Fehlende Wagen

Die Anzeige oder Ansage „Fehlende Wagen“ bedeutet:

  1. In einem lokbespannten Wagenzug fehlen ein oder mehrere Wagen.
  2. In einem lokbespannten Zug sind ein oder mehrere Wagen vollständig abgesperrt und somit nicht nutzbar.
  3. In einem Triebzug fehlen ein oder mehrere Wagen.
  4. In einem Zug in Mehrfachtraktion fehlt mindestens ein Triebfahrzeug.

Die Folgen:

  • Es steht weniger Platz zur Verfügung.
  • Reservierungen sind nicht vorhanden oder in einem anderen Wagen.

 

Was Sie tun können

Achten Sie am Bahnsteig auf die Durchsagen. Teils gibt es auch im Fließtext der Monitore Hinweise auf die Situation und welche Empfehlungen das Eisenbahn-Verkehrs-Unternehmen gibt.

  • Sie müssen in etlichen Fällen gar nichts tun, da es praktisch keine Auswirkungen gibt, weil die Nachfrage gering ist.
  • Eventuell finden Sie bei Fernverkehrszügen Ihre Reservierung in einem anderen Wagen. Das wird beispielsweise so kommuniziert: „Reservierungen für Wagen 5 heute in Wagen 6“.
  • Wenn es im Zug enger wird, weichen Sie auf einen anderen Wagen der gleichen Klasse aus – ganz vorn oder hinten im Zug ist oft noch Platz.
  • Sollte beispielsweise ein ganzes Triebfahrzeug zur Hauptverkehrszeit fehlen, dann wird es so eng, dass der Zug massiv überfüllt ist. Denken Sie dann über alternative Fahrtmöglichkeiten oder Fahrtabbruch nach.
  • Wenn bei einem Flügelzug der Zugteil fehlen sollte, in dem Sie Ihr Ziel erreichen wollten, gibt es zwei Möglichkeiten: Mit dem „verkehrten“ Zugteil zum Trennungsbahnhof fahren und dort umsteigen (idealerweise steht dort „Ihr“ Zugteil) oder Sie kommen erst mit dem nächsten Zug einen Takt später an. Somit kommt zur Kapazitätsthematik noch die Verspätung hinzu. In der Regel gibt es in solchen Fällen jedoch Durchsagen, Anzeigen oder Hinweise im Internet, die Ihnen die nötige Orientierung geben.

 

Was die Bahn tut

Die Eisenbahn-Verkehrs-Unternehmen versuchen, Ausfälle von Wagen oder Zugteilen nach Kräften zu vermeiden, da dies immer mit Komforteinbußen der Fahrgäste und deutlich erhöhtem Kommunikationsaufwand verbunden ist. Nicht selten sind auch Verspätungen die Folge. Werkstattseitig wird also alles Mögliche getan, die Züge pünktlich betriebsbereit zu bekommen.

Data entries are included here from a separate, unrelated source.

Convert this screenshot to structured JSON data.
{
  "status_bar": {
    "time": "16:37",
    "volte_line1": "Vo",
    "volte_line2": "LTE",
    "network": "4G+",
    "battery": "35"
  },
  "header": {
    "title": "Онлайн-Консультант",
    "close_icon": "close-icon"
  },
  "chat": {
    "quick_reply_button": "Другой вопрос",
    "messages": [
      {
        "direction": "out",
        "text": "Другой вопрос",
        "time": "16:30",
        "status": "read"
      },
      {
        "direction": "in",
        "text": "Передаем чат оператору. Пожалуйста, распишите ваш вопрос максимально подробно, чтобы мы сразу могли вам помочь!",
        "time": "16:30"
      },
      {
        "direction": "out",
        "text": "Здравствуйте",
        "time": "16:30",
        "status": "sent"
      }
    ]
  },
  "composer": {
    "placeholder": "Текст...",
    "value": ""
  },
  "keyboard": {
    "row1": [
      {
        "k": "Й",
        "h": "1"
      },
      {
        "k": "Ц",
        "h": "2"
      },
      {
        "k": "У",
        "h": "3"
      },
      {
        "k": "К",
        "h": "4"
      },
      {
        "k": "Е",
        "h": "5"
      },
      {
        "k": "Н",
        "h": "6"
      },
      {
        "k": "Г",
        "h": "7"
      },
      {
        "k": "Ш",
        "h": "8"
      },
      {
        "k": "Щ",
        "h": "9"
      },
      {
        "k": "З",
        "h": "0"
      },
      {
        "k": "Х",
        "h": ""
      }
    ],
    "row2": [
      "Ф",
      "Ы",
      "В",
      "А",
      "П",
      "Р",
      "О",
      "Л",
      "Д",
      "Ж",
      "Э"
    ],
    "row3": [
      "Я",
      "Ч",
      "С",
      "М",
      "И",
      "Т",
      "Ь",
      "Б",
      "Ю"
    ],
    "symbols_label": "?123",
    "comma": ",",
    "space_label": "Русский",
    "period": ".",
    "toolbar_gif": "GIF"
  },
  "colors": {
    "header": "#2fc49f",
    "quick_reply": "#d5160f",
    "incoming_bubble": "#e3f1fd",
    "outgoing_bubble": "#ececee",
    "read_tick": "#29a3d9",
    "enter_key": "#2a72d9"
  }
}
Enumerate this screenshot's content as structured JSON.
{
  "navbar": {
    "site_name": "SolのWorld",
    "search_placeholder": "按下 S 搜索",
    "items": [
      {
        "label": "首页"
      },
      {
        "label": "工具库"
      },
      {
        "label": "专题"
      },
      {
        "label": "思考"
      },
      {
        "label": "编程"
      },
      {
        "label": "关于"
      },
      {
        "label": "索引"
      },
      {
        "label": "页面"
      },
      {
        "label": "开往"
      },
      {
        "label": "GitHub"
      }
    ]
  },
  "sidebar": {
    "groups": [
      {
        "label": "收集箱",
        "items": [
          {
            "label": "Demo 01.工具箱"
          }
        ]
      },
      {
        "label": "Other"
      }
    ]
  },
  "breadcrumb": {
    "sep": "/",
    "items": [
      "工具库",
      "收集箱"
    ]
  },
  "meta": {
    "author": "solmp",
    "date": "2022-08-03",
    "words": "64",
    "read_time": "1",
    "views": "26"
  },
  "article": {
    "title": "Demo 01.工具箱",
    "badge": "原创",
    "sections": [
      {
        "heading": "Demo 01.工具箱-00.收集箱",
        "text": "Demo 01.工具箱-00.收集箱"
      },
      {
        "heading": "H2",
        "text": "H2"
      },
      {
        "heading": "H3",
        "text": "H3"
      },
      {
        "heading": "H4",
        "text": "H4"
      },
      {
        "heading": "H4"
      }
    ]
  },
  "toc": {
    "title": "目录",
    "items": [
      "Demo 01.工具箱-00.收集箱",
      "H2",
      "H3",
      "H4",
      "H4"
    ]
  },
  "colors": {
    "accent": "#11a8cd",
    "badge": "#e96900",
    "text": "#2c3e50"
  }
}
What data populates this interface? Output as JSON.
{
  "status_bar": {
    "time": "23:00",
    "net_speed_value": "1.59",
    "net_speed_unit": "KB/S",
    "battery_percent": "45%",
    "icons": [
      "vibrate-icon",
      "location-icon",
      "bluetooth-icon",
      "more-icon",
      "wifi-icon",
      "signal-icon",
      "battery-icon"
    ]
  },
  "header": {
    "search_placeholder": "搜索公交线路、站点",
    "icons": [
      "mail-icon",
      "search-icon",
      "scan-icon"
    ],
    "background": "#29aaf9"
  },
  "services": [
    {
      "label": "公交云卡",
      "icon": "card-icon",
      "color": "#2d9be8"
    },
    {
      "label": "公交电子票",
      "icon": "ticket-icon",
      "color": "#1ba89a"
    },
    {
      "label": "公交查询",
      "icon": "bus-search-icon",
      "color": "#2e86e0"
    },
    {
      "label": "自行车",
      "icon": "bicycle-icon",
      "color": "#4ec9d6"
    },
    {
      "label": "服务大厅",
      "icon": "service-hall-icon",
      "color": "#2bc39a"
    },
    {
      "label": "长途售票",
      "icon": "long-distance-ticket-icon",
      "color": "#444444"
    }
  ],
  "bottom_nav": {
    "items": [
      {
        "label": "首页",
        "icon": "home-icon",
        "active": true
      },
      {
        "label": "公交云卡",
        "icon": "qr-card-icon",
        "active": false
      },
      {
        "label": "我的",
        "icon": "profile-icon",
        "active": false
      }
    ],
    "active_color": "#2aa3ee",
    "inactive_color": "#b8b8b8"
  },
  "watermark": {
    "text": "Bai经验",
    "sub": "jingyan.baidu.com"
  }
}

In allen Fällen analysiert das Eisenbahn-Verkehrs-Unternehmen genau, woran die Ausfälle liegen und setzt entsprechende Maßnahmenpläne auf.

Ferner kommuniziert das Eisenbahn-Verkehrs-Unternehmen derartige Einschränkungen und gibt Empfehlungen an die Reisenden. Kommunikationskanäle sind Durchsagen am Bahnsteig, in den Zügen und vorab im Internet oder DB Navigator unter der jeweiligen Verbindung.

 

Hintergründe und Zusammenhänge

Der Grund für fehlende Wagen sind zumeist technische Störungen, die vor der Bildung oder Bereitstellung des Zuges in der Werkstatt nicht mehr behoben werden konnten.

Die Ursache für einen fehlenden Zugteil bei Triebzügen ist, neben technischem Defekt, oft Fahrzeugmangel. Dieser kann beispielsweise durch betriebliche Störungen (z. B. Streckensperrungen) verursacht sein, aber es kann auch aufgrund von Anordnungen des Eisenbahnbundesamts vorkommen, dass Werkstattintervalle verkürzt werden müssen oder zusätzliche Wartungsinhalte abzuarbeiten sind, sodass die gesamte Fahrzeugbedarfsplanung des Eisenbahn-Verkehrs-Unternehmens nicht mehr aufgeht.